Os banhos públicos japoneses estão afundando em águas profundas devido ao aumento dos custos de energia.

Os banhos públicos japoneses estão afundando em águas profundas devido ao aumento dos custos de energia.

NAGOYA – Os banhos públicos tradicionais do Japão estão em maus lençóis, já que o aumento vertiginoso dos custos de energia, provocado por interrupções no fornecimento de petróleo do Oriente Médio, ameaça extinguir a chama de uma tradição em declínio, forçando alguns a reduzir o horário de funcionamento ou até mesmo a fechar as portas permanentemente.

Já enfrentando dificuldades com uma clientela cada vez menor e proprietários idosos sem sucessores, os "sento", como são chamados os banhos públicos em japonês, estão sofrendo mais um golpe com a alta dos preços do petróleo, já que os preços regulamentados dificultam o repasse dos custos crescentes aos clientes.

Num dia fresco do início de abril, os clientes acorreram aos banhos de Ikesu Onsen, um sento familiar fundado em 1919 em Tsushima, na província de Aichi, no centro do Japão.

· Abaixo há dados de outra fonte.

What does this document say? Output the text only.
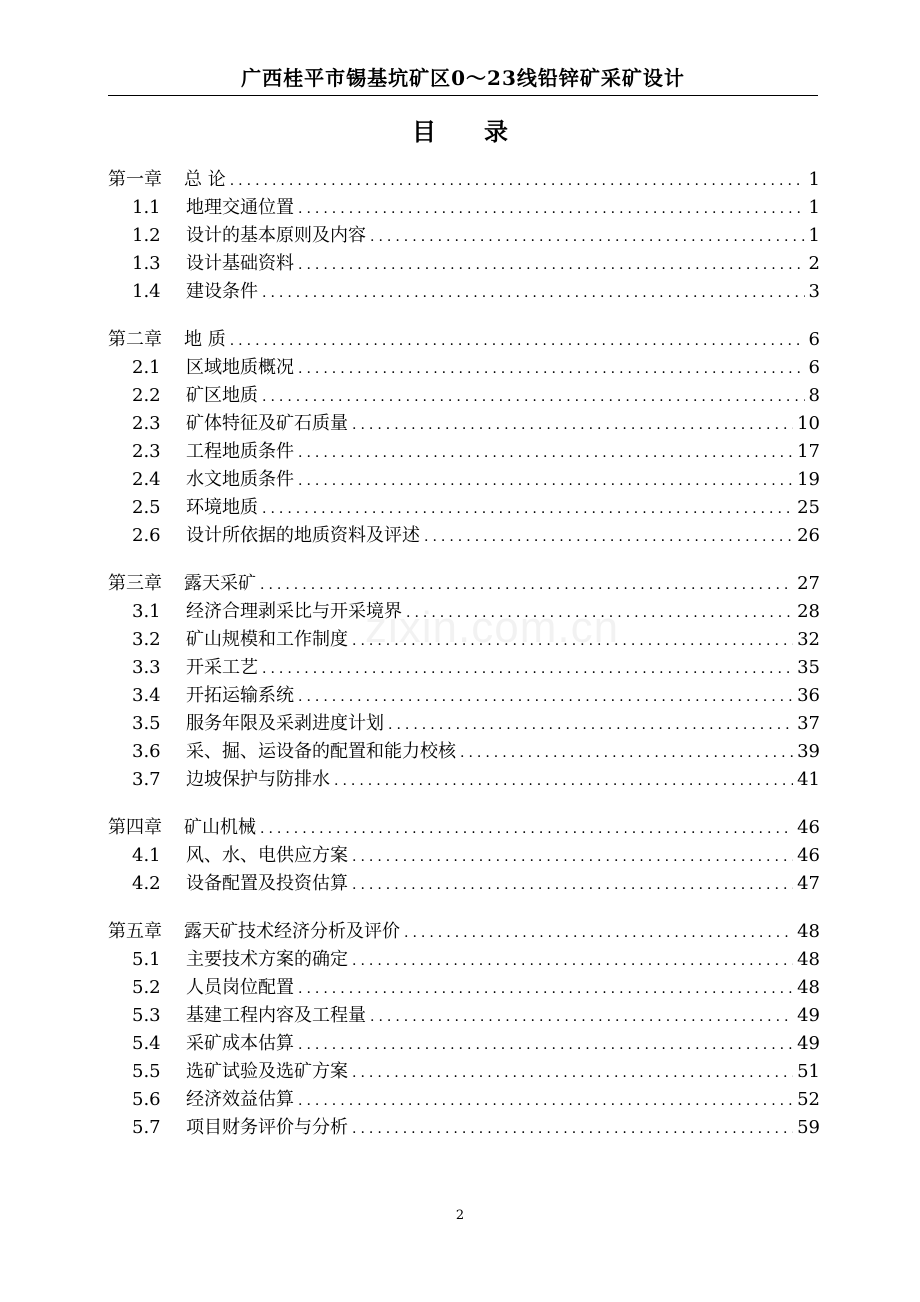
广西桂平市锡基坑矿区0～23线铅锌矿采矿设计
目 录
zixin.com.cn
第一章	总 论 .....	1
1.1	地理交通位置 .....	1
1.2	设计的基本原则及内容 .....	1
1.3	设计基础资料 .....	2
1.4	建设条件 .....	3
第二章	地 质 .....	6
2.1	区域地质概况 .....	6
2.2	矿区地质 .....	8
2.3	矿体特征及矿石质量 .....	10
2.3	工程地质条件 .....	17
2.4	水文地质条件 .....	19
2.5	环境地质 .....	25
2.6	设计所依据的地质资料及评述 .....	26
第三章	露天采矿 .....	27
3.1	经济合理剥采比与开采境界 .....	28
3.2	矿山规模和工作制度 .....	32
3.3	开采工艺 .....	35
3.4	开拓运输系统 .....	36
3.5	服务年限及采剥进度计划 .....	37
3.6	采、掘、运设备的配置和能力校核 .....	39
3.7	边坡保护与防排水 .....	41
第四章	矿山机械 .....	46
4.1	风、水、电供应方案 .....	46
4.2	设备配置及投资估算 .....	47
第五章	露天矿技术经济分析及评价 .....	48
5.1	主要技术方案的确定 .....	48
5.2	人员岗位配置 .....	48
5.3	基建工程内容及工程量 .....	49
5.4	采矿成本估算 .....	49
5.5	选矿试验及选矿方案 .....	51
5.6	经济效益估算 .....	52
5.7	项目财务评价与分析 .....	59
2
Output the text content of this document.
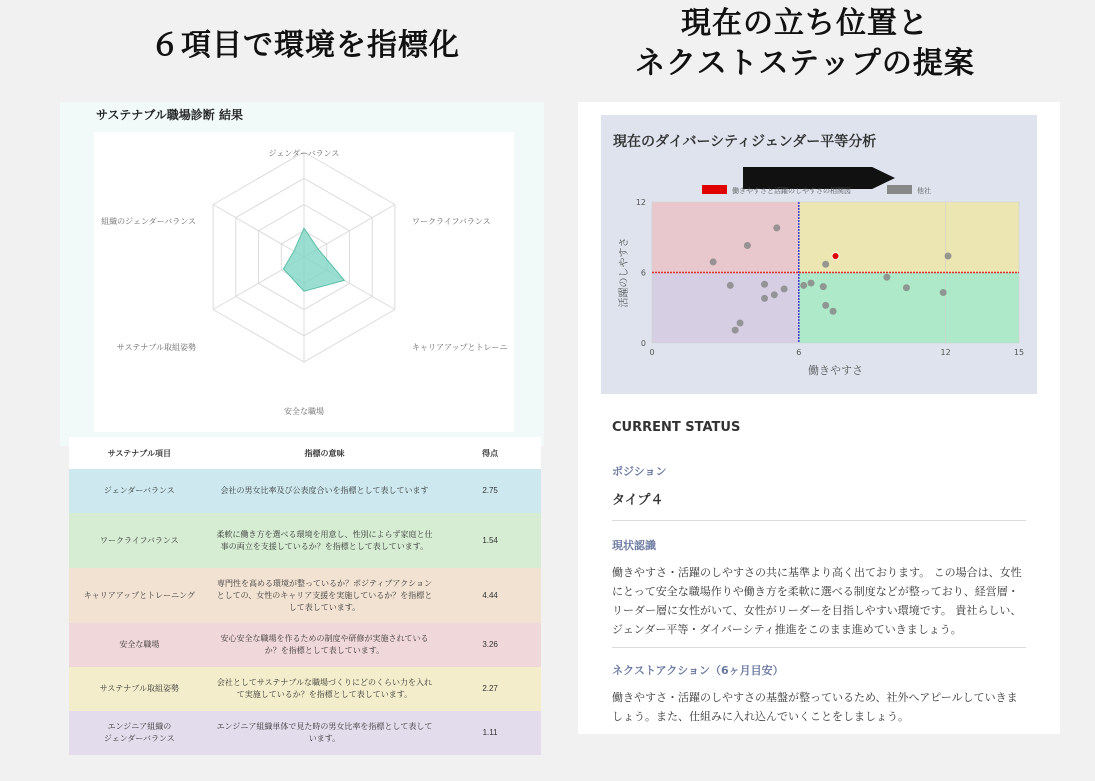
６項目で環境を指標化
現在の立ち位置と
ネクストステップの提案
サステナブル職場診断 結果
ジェンダーバランス
ワークライフバランス
キャリアアップとトレーニ
安全な職場
サステナブル取組姿勢
組織のジェンダーバランス
サステナブル項目	指標の意味	得点
ジェンダーバランス	会社の男女比率及び公表度合いを指標として表しています	2.75
ワークライフバランス	柔軟に働き方を選べる環境を用意し、性別によらず家庭と仕事の両立を支援しているか？を指標として表しています。	1.54
キャリアアップとトレーニング	専門性を高める環境が整っているか？ポジティブアクションとしての、女性のキャリア支援を実施しているか？を指標として表しています。	4.44
安全な職場	安心安全な職場を作るための制度や研修が実施されているか？を指標として表しています。	3.26
サステナブル取組姿勢	会社としてサステナブルな職場づくりにどのくらい力を入れて実施しているか？を指標として表しています。	2.27
エンジニア組織の
ジェンダーバランス	エンジニア組織単体で見た時の男女比率を指標として表しています。	1.11
現在のダイバーシティジェンダー平等分析
0	6	12	15
0
6
12
働きやすさ
活躍のしやすさ
働きやすさと活躍のしやすさの相関図	他社
CURRENT STATUS
ポジション
タイプ４
現状認識
働きやすさ・活躍のしやすさの共に基準より高く出ております。 この場合は、女性にとって安全な職場作りや働き方を柔軟に選べる制度などが整っており、経営層・リーダー層に女性がいて、女性がリーダーを目指しやすい環境です。 貴社らしい、ジェンダー平等・ダイバーシティ推進をこのまま進めていきましょう。
ネクストアクション（6ヶ月目安）
働きやすさ・活躍のしやすさの基盤が整っているため、社外へアピールしていきましょう。また、仕組みに入れ込んでいくことをしましょう。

O sento sempre foi um ponto de encontro social no bairro. Recentemente, porém, foi obrigado a atrasar seu horário de funcionamento em uma hora desde o final de março devido ao fornecimento instável de óleo combustível, com as entregas mensais reduzidas pela metade, em comparação com cerca de uma tonelada, resultando em uma diminuição de cerca de 10 clientes por dia.

"Isso é um grande golpe", disse Atsuko Matsui, de 57 anos, que administra os banhos públicos. "Se o fornecedor nos diz 'essa quantidade por esse preço', não temos escolha a não ser aceitar."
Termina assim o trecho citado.